Rudolph Steiner, the Austrian philosopher, who founded the first Waldorf School in 1919,said once “If you take a photograph of a tree, you know that you cannot get it all from one angle.”
That just about sums up what I have learned over the last 25 years about spirituality in the context of the counseling relationship. To be more specific, what I’ve learned is to accept the gifts I was given.
A gift is something given to you for the benefit of others. My gift is twofold: to be able to see through people into their deepest heart; and to give people permission to feel into a deeper realm.
What matters most in the counseling session, is not the technique, but the therapist. It is not “what” she or he is, but “who” she is. What makes the difference is the integrity, the consciousness and the wholeness of the therapist.
Another thing I’ve learned is to keep open my wounded heart. When our hearts are open, we have the power to repair the world. Personal transformation has a global impact. We need to take this responsibility seriously if we want to save our planet.
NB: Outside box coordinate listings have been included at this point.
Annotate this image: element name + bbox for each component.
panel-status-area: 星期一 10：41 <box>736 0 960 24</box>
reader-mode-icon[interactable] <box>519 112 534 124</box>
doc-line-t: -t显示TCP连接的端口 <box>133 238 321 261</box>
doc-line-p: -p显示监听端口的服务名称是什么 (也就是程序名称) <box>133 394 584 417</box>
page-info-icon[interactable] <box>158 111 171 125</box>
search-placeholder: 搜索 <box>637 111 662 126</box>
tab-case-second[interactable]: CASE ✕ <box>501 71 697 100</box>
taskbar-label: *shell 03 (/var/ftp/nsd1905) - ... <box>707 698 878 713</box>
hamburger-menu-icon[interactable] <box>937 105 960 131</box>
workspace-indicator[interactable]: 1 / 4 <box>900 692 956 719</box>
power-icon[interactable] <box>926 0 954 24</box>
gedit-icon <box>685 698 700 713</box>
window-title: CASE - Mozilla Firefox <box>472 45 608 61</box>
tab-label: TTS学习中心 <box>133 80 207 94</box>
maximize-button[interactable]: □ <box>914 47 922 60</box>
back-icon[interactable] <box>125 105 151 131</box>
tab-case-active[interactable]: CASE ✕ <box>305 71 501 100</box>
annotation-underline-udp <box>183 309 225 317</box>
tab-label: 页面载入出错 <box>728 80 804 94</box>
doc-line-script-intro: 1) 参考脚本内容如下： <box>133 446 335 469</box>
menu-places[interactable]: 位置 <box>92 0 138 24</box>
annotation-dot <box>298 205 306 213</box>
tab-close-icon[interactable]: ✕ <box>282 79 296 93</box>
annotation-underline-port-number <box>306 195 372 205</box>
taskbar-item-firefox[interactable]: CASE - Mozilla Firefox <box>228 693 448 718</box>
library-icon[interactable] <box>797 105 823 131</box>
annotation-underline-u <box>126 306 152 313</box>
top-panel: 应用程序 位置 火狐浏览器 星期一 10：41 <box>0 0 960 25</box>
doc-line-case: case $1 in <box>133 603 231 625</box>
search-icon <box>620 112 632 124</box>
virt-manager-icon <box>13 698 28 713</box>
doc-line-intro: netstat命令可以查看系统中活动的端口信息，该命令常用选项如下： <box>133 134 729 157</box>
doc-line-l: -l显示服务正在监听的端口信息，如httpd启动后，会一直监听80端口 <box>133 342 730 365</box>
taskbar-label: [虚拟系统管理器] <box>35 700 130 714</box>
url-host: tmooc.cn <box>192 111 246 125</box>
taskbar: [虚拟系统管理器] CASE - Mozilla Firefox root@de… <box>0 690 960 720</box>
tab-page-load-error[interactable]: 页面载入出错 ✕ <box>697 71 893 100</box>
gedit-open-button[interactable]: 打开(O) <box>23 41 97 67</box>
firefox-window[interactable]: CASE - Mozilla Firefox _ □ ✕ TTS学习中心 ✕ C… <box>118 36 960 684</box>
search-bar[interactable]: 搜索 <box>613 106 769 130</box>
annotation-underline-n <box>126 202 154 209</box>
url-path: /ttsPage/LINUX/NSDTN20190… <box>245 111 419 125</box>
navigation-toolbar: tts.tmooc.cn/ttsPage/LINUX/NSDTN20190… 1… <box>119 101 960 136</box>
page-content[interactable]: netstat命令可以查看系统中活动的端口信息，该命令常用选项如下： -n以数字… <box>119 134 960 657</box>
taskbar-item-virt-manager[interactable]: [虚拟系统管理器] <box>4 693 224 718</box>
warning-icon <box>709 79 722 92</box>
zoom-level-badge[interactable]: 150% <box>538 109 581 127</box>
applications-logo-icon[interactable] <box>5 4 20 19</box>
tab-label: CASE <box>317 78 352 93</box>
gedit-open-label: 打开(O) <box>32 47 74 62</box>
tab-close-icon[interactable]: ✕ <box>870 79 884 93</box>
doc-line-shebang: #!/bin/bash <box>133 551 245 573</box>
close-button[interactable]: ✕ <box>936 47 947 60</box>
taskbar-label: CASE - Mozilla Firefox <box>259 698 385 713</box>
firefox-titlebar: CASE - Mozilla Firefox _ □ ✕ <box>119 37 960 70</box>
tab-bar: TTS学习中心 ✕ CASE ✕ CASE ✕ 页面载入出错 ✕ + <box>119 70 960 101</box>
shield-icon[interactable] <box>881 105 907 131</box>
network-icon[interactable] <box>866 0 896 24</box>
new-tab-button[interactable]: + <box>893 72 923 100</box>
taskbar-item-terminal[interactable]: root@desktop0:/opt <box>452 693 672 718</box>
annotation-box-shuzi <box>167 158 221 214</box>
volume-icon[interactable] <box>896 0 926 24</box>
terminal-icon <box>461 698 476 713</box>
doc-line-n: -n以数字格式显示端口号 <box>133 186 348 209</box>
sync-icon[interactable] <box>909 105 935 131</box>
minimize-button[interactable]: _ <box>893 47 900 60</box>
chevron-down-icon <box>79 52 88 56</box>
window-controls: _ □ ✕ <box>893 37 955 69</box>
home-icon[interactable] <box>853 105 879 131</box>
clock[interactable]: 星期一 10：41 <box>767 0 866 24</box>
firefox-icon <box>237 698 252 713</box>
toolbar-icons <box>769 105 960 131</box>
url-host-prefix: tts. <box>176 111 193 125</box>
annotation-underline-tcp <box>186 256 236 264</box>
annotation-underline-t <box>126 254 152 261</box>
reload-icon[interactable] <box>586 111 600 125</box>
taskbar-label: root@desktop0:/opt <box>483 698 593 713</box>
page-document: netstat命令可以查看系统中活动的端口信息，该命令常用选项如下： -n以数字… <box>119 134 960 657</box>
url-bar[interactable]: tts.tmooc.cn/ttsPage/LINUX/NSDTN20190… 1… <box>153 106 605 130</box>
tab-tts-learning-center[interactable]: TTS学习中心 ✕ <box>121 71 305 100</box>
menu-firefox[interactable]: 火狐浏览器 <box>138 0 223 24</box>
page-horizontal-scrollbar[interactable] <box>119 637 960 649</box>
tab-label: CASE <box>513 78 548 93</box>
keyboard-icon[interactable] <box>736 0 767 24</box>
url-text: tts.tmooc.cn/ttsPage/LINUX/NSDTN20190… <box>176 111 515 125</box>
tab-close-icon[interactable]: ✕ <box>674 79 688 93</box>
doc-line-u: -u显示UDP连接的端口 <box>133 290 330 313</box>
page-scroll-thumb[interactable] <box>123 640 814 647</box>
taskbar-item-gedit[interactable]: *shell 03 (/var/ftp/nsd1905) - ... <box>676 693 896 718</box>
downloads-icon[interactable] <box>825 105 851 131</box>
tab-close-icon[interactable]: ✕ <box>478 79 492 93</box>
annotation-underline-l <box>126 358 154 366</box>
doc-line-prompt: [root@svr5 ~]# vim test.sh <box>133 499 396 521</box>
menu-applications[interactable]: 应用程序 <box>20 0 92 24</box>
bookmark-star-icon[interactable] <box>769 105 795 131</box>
The final lesson learned is that the spiritual dimension of counseling can offer hope, fellowship, compassion, and refuge.
Hope is a deep trust that we have not been abandoned.
Fellowship is the relief that reverberates throughout our entire body when we feel truly heard; when we no longer feel isolated.
Compassion is a choice…to align ourselves with love, not despair; to allow ourselves to be used for a higher purpose.
Refuge offers a place where we can dare to trust that we are no longer alone.
The Buddhists tell us that we need to “enlighten our minds”; to change the distorted ways we have of looking at ourselves, at others and at the world because this keeps us in a constant state of anxiety.
So, for me, counseling from a spiritual perspective, means creating a safe space where all this is possible. Where we can change how we think and transform who we are and help others to do the same. In so doing, we can restore our humanity.